The boundries between genres of popular music are becoming increasingly blurry with time. Rap is coming to sound a lot like R&B which is eerily similar to rock which sounds an awful lot like punk, and no one but the most devoted of metalheads could keep the thousand and one genres of metal seperate. It's in these murky depths the Colorado-based 3OH!3 exists in, somewhere down the block from rap, across the street from electronica, and in the neighborhood of rock. The result is a unique and unmistakable sound, though perhaps not totally accessible.
3OH!3 (named after the area code of Boulder, Colorado) has its origins as far back as 2004, but didn't really start making an impact until 2007 with the release of their self-titled album. The following year, the band signed with Photo Finish Records and released Want.
A disclaimer before we go any further: I am not a particular fan of rap. Most of the vocals on this album are rapped, and significant portions of the album show strong rap influences. I will attempt to be as impartial as I can, but my personal taste will show through in this review. You may very well disagree, and I encourage you to go out and listen for yourself before passing judgement.
The album opens with Tapp, a minute-long instrumental introduction. It's essentially a protracted synth solo and serves as a decent primer on what the rest of the album will sound like. Punkbitch is the first actual song, and serves as an excellent microcosm for the entire album. Of particular note: the heavy elctronica-influenced backing, the alternation of rapping and more traditional singing, and the two contrasting section structure. Most of the rest of the songs on the album follow the pattern established by this song, both musically and lyrically.

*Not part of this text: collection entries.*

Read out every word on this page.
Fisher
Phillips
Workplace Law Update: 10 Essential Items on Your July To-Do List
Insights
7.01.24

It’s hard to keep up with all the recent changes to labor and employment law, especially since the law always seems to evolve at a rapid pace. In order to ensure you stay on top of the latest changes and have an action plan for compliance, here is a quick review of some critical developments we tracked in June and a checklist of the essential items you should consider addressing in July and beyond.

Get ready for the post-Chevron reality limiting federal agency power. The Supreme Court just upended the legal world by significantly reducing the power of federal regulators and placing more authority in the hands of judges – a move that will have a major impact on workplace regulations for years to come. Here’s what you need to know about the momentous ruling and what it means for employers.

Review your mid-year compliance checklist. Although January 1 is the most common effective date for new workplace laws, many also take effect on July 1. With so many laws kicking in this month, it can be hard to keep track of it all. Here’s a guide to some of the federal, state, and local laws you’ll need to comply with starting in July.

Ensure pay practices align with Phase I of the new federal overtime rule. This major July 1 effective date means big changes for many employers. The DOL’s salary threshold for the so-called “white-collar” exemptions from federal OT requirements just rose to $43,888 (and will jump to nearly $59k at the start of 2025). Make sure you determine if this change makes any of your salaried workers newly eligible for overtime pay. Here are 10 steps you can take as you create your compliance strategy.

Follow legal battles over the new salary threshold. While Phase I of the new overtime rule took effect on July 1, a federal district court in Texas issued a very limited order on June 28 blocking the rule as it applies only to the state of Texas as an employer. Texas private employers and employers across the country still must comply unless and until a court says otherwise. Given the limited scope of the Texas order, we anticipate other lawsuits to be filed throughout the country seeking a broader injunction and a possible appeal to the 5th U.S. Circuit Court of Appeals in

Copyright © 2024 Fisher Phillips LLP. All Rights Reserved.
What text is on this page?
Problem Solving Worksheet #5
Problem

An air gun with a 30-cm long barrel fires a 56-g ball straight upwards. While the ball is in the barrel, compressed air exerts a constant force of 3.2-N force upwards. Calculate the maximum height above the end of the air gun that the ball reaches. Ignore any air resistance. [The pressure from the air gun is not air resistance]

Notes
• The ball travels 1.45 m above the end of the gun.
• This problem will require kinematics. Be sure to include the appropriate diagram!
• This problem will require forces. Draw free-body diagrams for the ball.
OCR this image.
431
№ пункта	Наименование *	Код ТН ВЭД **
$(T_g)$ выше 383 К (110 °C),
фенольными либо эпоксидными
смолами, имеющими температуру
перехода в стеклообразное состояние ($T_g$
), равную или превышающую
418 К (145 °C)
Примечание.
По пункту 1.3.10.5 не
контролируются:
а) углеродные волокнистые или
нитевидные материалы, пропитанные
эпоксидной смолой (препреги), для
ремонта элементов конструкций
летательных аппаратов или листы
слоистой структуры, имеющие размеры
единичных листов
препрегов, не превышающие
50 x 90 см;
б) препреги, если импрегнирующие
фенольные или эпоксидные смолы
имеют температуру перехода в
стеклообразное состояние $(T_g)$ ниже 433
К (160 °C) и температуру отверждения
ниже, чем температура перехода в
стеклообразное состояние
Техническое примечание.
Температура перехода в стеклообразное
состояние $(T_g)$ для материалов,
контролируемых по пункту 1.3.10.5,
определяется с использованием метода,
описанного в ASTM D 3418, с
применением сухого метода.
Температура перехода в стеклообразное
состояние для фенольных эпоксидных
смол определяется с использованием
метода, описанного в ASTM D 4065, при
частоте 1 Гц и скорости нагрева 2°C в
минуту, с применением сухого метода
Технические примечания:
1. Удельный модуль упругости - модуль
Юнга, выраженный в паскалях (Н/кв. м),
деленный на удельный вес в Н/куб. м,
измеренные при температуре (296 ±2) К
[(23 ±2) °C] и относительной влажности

Two other songs I want to highlight: The first is Don't Trust Me. This is the first song by 3OH!3 I had ever heard, and it's probably my favorite from the album. The other is Colorado Sunrise, which contrasts lyrically with the rest of the album but still uses the same energetic musical style.
Bottom line time: 3OH!3 is a decent band, but not for everyone. Rap fans will like it, as will electronica fans. Most other people should listen before they drop money on it, because the style is not universally appealing. Personally, I do like them, but in small doses. The album clocks in at just under 40 minutes, but it can get a bit repetitive if you just sit and listen to it. Put in a well-shuffled playlist 3OH!3 gives nice contrast, however.